Horas antes, uma reunião de oficiais de alta patente recusara a proposta de Getúlio de licenciar-se da Presidência enquanto se desenrolasse o Inquérito Policial Militar (IPM) sobre o atentado. Brigadeiros, almirantes e generais foram taxativos: só aceitariam a renúncia.

Certo de que vencera o último round na luta contra Getúlio, Lacerda vociferou numa emissora de rádio: “Aqui estou, no dia da redenção nacional […] para declarar que esse covarde, esse pusilânime, não está licenciado, está é deposto, o lugar dele é no Galeão [palco do IPM] ou no estrangeiro, e deve apodrecer na cadeia!”

Getúlio estava encurralado. Às duas horas da manhã, numa reunião ministerial, ouvira dos ministros militares que os oficiais das três armas haviam se unido em torno do manifesto dos brigadeiros que pedia sua renúncia. Às seis horas, dois oficiais da Aeronáutica foram ao Catete convocar Benjamim, irmão de Getúlio, para depor no Galeão.

Pouco antes do suicídio, o presidente recebera a notícia de que o comando das Forças Armadas havia se somado ao movimento pela sua renúncia imediata.

Getúlio cumpriu então o que havia prometido ao país dias antes. Eleito pelo povo, só sairia morto do palácio do Catete. Por volta das oito horas da manhã, suicidou-se com um tiro no peito.

A notícia, veiculada pouco depois pelas rádios, chocou o país. A população, revoltada, saiu às ruas para expressar sua indignação e homenagear o presidente morto.

No Rio de Janeiro, capital da República, uma multidão amargurada, revoltada e colérica passou a percorrer as ruas, armada com paus, pedras e fúria. Arrancou dos postes propaganda da oposição, quebrou as vidraças da Standart Oil, apedrejou a fachada da embaixada dos Estados Unidos e os prédios onde funcionavam os jornais “O Globo” e “Tribuna da Imprensa”. Para arrematar, incendiou os caminhões que distribuíam esses jornais. Só a “Ultima Hora”, que era favorável ao governo Vargas, pôde circular naquele dia.
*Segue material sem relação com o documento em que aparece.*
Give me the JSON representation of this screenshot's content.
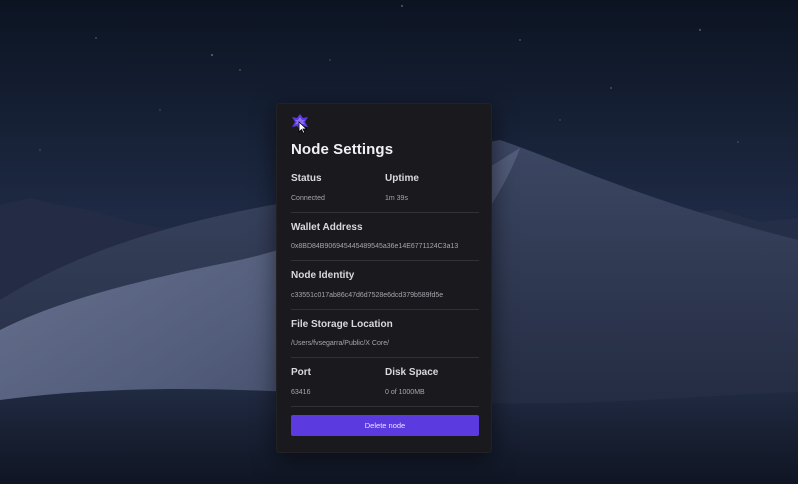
{
  "panel": {
    "title": "Node Settings",
    "logo_icon": "x-core-logo-icon",
    "accent_color": "#5b3ae0",
    "status": {
      "label": "Status",
      "value": "Connected"
    },
    "uptime": {
      "label": "Uptime",
      "value": "1m 39s"
    },
    "wallet_address": {
      "label": "Wallet Address",
      "value": "0x8BD84B906945445489545a36e14E6771124C3a13"
    },
    "node_identity": {
      "label": "Node Identity",
      "value": "c33551c017ab86c47d6d7528e6dcd379b589fd5e"
    },
    "file_storage": {
      "label": "File Storage Location",
      "value": "/Users/fvsegarra/Public/X Core/"
    },
    "port": {
      "label": "Port",
      "value": "63416"
    },
    "disk_space": {
      "label": "Disk Space",
      "value": "0 of 1000MB"
    },
    "delete_button": "Delete node"
  }
}
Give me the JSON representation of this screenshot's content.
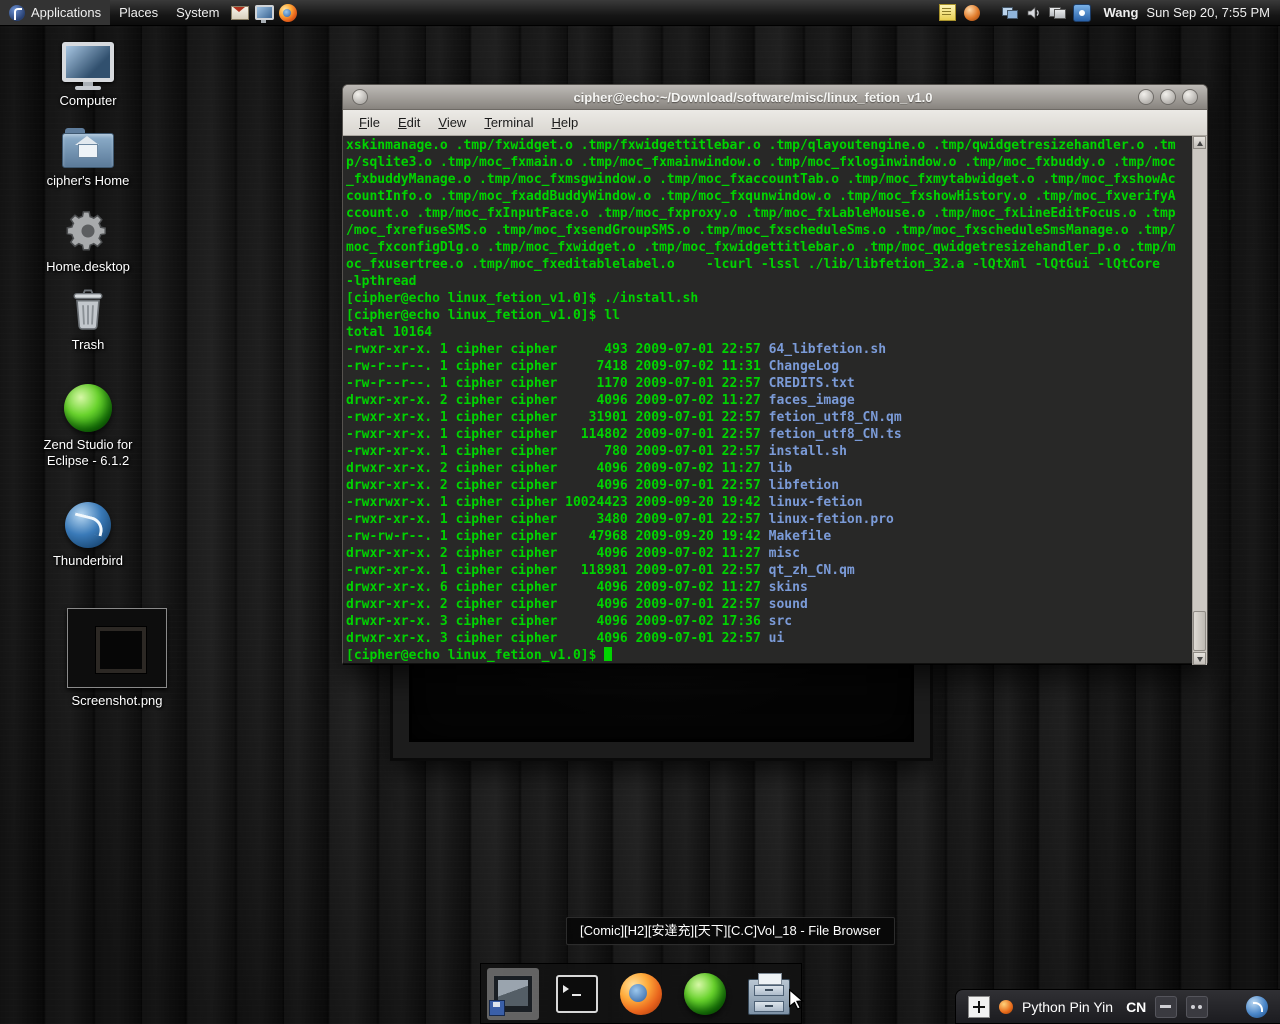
{
  "panel": {
    "menus": [
      {
        "label": "Applications"
      },
      {
        "label": "Places"
      },
      {
        "label": "System"
      }
    ],
    "launchers": [
      "mail-icon",
      "display-icon",
      "firefox-icon"
    ],
    "tray": [
      "notes-icon",
      "globe-icon",
      "network-icon",
      "volume-icon",
      "displays-icon",
      "input-method-icon"
    ],
    "username": "Wang",
    "clock": "Sun Sep 20, 7:55 PM"
  },
  "desktop": {
    "icons": [
      {
        "name": "computer",
        "label": "Computer"
      },
      {
        "name": "cipher-home",
        "label": "cipher's Home"
      },
      {
        "name": "home-desktop",
        "label": "Home.desktop"
      },
      {
        "name": "trash",
        "label": "Trash"
      },
      {
        "name": "zend-studio",
        "label": "Zend Studio for\nEclipse - 6.1.2"
      },
      {
        "name": "thunderbird",
        "label": "Thunderbird"
      },
      {
        "name": "screenshot",
        "label": "Screenshot.png"
      }
    ]
  },
  "window": {
    "title": "cipher@echo:~/Download/software/misc/linux_fetion_v1.0",
    "menu": [
      {
        "label": "File"
      },
      {
        "label": "Edit"
      },
      {
        "label": "View"
      },
      {
        "label": "Terminal"
      },
      {
        "label": "Help"
      }
    ]
  },
  "terminal": {
    "colors": {
      "green": "#00d300",
      "blue": "#7b9bd8",
      "background": "rgba(0,0,0,0.82)"
    },
    "lines": [
      [
        [
          "xskinmanage.o .tmp/fxwidget.o .tmp/fxwidgettitlebar.o .tmp/qlayoutengine.o .tmp/qwidgetresizehandler.o .tm",
          "g"
        ]
      ],
      [
        [
          "p/sqlite3.o .tmp/moc_fxmain.o .tmp/moc_fxmainwindow.o .tmp/moc_fxloginwindow.o .tmp/moc_fxbuddy.o .tmp/moc",
          "g"
        ]
      ],
      [
        [
          "_fxbuddyManage.o .tmp/moc_fxmsgwindow.o .tmp/moc_fxaccountTab.o .tmp/moc_fxmytabwidget.o .tmp/moc_fxshowAc",
          "g"
        ]
      ],
      [
        [
          "countInfo.o .tmp/moc_fxaddBuddyWindow.o .tmp/moc_fxqunwindow.o .tmp/moc_fxshowHistory.o .tmp/moc_fxverifyA",
          "g"
        ]
      ],
      [
        [
          "ccount.o .tmp/moc_fxInputFace.o .tmp/moc_fxproxy.o .tmp/moc_fxLableMouse.o .tmp/moc_fxLineEditFocus.o .tmp",
          "g"
        ]
      ],
      [
        [
          "/moc_fxrefuseSMS.o .tmp/moc_fxsendGroupSMS.o .tmp/moc_fxscheduleSms.o .tmp/moc_fxscheduleSmsManage.o .tmp/",
          "g"
        ]
      ],
      [
        [
          "moc_fxconfigDlg.o .tmp/moc_fxwidget.o .tmp/moc_fxwidgettitlebar.o .tmp/moc_qwidgetresizehandler_p.o .tmp/m",
          "g"
        ]
      ],
      [
        [
          "oc_fxusertree.o .tmp/moc_fxeditablelabel.o    -lcurl -lssl ./lib/libfetion_32.a -lQtXml -lQtGui -lQtCore",
          "g"
        ]
      ],
      [
        [
          "-lpthread",
          "g"
        ]
      ],
      [
        [
          "[cipher@echo linux_fetion_v1.0]$ ./install.sh",
          "g"
        ]
      ],
      [
        [
          "[cipher@echo linux_fetion_v1.0]$ ll",
          "g"
        ]
      ],
      [
        [
          "total 10164",
          "g"
        ]
      ],
      [
        [
          "-rwxr-xr-x. 1 cipher cipher      493 2009-07-01 22:57 ",
          "g"
        ],
        [
          "64_libfetion.sh",
          "b"
        ]
      ],
      [
        [
          "-rw-r--r--. 1 cipher cipher     7418 2009-07-02 11:31 ",
          "g"
        ],
        [
          "ChangeLog",
          "b"
        ]
      ],
      [
        [
          "-rw-r--r--. 1 cipher cipher     1170 2009-07-01 22:57 ",
          "g"
        ],
        [
          "CREDITS.txt",
          "b"
        ]
      ],
      [
        [
          "drwxr-xr-x. 2 cipher cipher     4096 2009-07-02 11:27 ",
          "g"
        ],
        [
          "faces_image",
          "b"
        ]
      ],
      [
        [
          "-rwxr-xr-x. 1 cipher cipher    31901 2009-07-01 22:57 ",
          "g"
        ],
        [
          "fetion_utf8_CN.qm",
          "b"
        ]
      ],
      [
        [
          "-rwxr-xr-x. 1 cipher cipher   114802 2009-07-01 22:57 ",
          "g"
        ],
        [
          "fetion_utf8_CN.ts",
          "b"
        ]
      ],
      [
        [
          "-rwxr-xr-x. 1 cipher cipher      780 2009-07-01 22:57 ",
          "g"
        ],
        [
          "install.sh",
          "b"
        ]
      ],
      [
        [
          "drwxr-xr-x. 2 cipher cipher     4096 2009-07-02 11:27 ",
          "g"
        ],
        [
          "lib",
          "b"
        ]
      ],
      [
        [
          "drwxr-xr-x. 2 cipher cipher     4096 2009-07-01 22:57 ",
          "g"
        ],
        [
          "libfetion",
          "b"
        ]
      ],
      [
        [
          "-rwxrwxr-x. 1 cipher cipher 10024423 2009-09-20 19:42 ",
          "g"
        ],
        [
          "linux-fetion",
          "b"
        ]
      ],
      [
        [
          "-rwxr-xr-x. 1 cipher cipher     3480 2009-07-01 22:57 ",
          "g"
        ],
        [
          "linux-fetion.pro",
          "b"
        ]
      ],
      [
        [
          "-rw-rw-r--. 1 cipher cipher    47968 2009-09-20 19:42 ",
          "g"
        ],
        [
          "Makefile",
          "b"
        ]
      ],
      [
        [
          "drwxr-xr-x. 2 cipher cipher     4096 2009-07-02 11:27 ",
          "g"
        ],
        [
          "misc",
          "b"
        ]
      ],
      [
        [
          "-rwxr-xr-x. 1 cipher cipher   118981 2009-07-01 22:57 ",
          "g"
        ],
        [
          "qt_zh_CN.qm",
          "b"
        ]
      ],
      [
        [
          "drwxr-xr-x. 6 cipher cipher     4096 2009-07-02 11:27 ",
          "g"
        ],
        [
          "skins",
          "b"
        ]
      ],
      [
        [
          "drwxr-xr-x. 2 cipher cipher     4096 2009-07-01 22:57 ",
          "g"
        ],
        [
          "sound",
          "b"
        ]
      ],
      [
        [
          "drwxr-xr-x. 3 cipher cipher     4096 2009-07-02 17:36 ",
          "g"
        ],
        [
          "src",
          "b"
        ]
      ],
      [
        [
          "drwxr-xr-x. 3 cipher cipher     4096 2009-07-01 22:57 ",
          "g"
        ],
        [
          "ui",
          "b"
        ]
      ],
      [
        [
          "[cipher@echo linux_fetion_v1.0]$ ",
          "g"
        ],
        [
          "",
          "cursor"
        ]
      ]
    ]
  },
  "tooltip": {
    "text": "[Comic][H2][安達充][天下][C.C]Vol_18 - File Browser"
  },
  "dock": {
    "items": [
      "image-viewer-icon",
      "terminal-icon",
      "firefox-icon",
      "zend-icon",
      "file-browser-icon"
    ]
  },
  "im_bar": {
    "engine": "Python Pin Yin",
    "lang": "CN"
  }
}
Horas depois, em frente ao palácio do Catete, um milhão de pessoas tentava ver o corpo do presidente. Muitos choravam compulsivamente, outros desmaiavam, e havia aqueles que, ao entrar na sala onde acontecia o velório, se agarravam ao caixão.

Às oito e meia da manhã do dia 25, a multidão acompanhou o corpo de Getúlio até o aeroporto Santos Dumont, em um gigantesco cortejo que se desenrolava pela praia do Flamengo, do Russel até a avenida Beira-Mar.
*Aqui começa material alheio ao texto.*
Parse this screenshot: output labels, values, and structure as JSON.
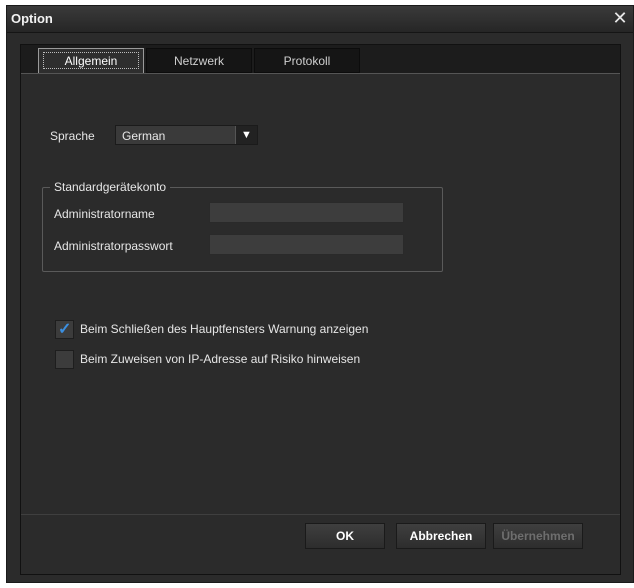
{
  "window": {
    "title": "Option",
    "close_glyph": "✕"
  },
  "tabs": [
    {
      "label": "Allgemein",
      "active": true
    },
    {
      "label": "Netzwerk",
      "active": false
    },
    {
      "label": "Protokoll",
      "active": false
    }
  ],
  "general": {
    "language_label": "Sprache",
    "language_value": "German",
    "account_group_title": "Standardgerätekonto",
    "admin_name_label": "Administratorname",
    "admin_name_value": "",
    "admin_password_label": "Administratorpasswort",
    "admin_password_value": "",
    "warn_on_close_label": "Beim Schließen des Hauptfensters Warnung anzeigen",
    "warn_on_close_checked": true,
    "ip_risk_label": "Beim Zuweisen von IP-Adresse auf Risiko hinweisen",
    "ip_risk_checked": false
  },
  "buttons": {
    "ok": "OK",
    "cancel": "Abbrechen",
    "apply": "Übernehmen"
  },
  "colors": {
    "background": "#2b2b2b",
    "checkmark": "#3b8fe0",
    "disabled_text": "#6e6e6e"
  }
}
Quando o avião da Cruzeiro do Sul desapareceu no céu rumo a São Borja, aconteceu o inevitável: as pessoas perceberam que estavam em frente ao quartel da 3ª Zona Aérea. O que era dor virou cólera, e a multidão avançou contra a guarnição da força militar que era escancaradamente oposição ao governo Vargas. Os soldados da Aeronáutica, aterrorizados, dispararam contra a população civil desarmada durante 15 minutos. No tumulto, mulheres e crianças foram pisoteadas, uma pessoa morreu e muita gente saiu ferida.

A comoção nacional transformou inteiramente a situação política. Os golpistas tiveram de recuar às pressas. As tropas voltaram aos quartéis, e os líderes da oposição, inclusive Lacerda, preferiram se esconder da fúria popular.

Getúlio, o “pai dos pobres”, havia partido. O povo estava de luto, mas vigilante. Nas ruas, deixava claro que não aceitaria ver os inimigos do presidente, que o haviam levado à morte, dando novamente as cartas no Brasil.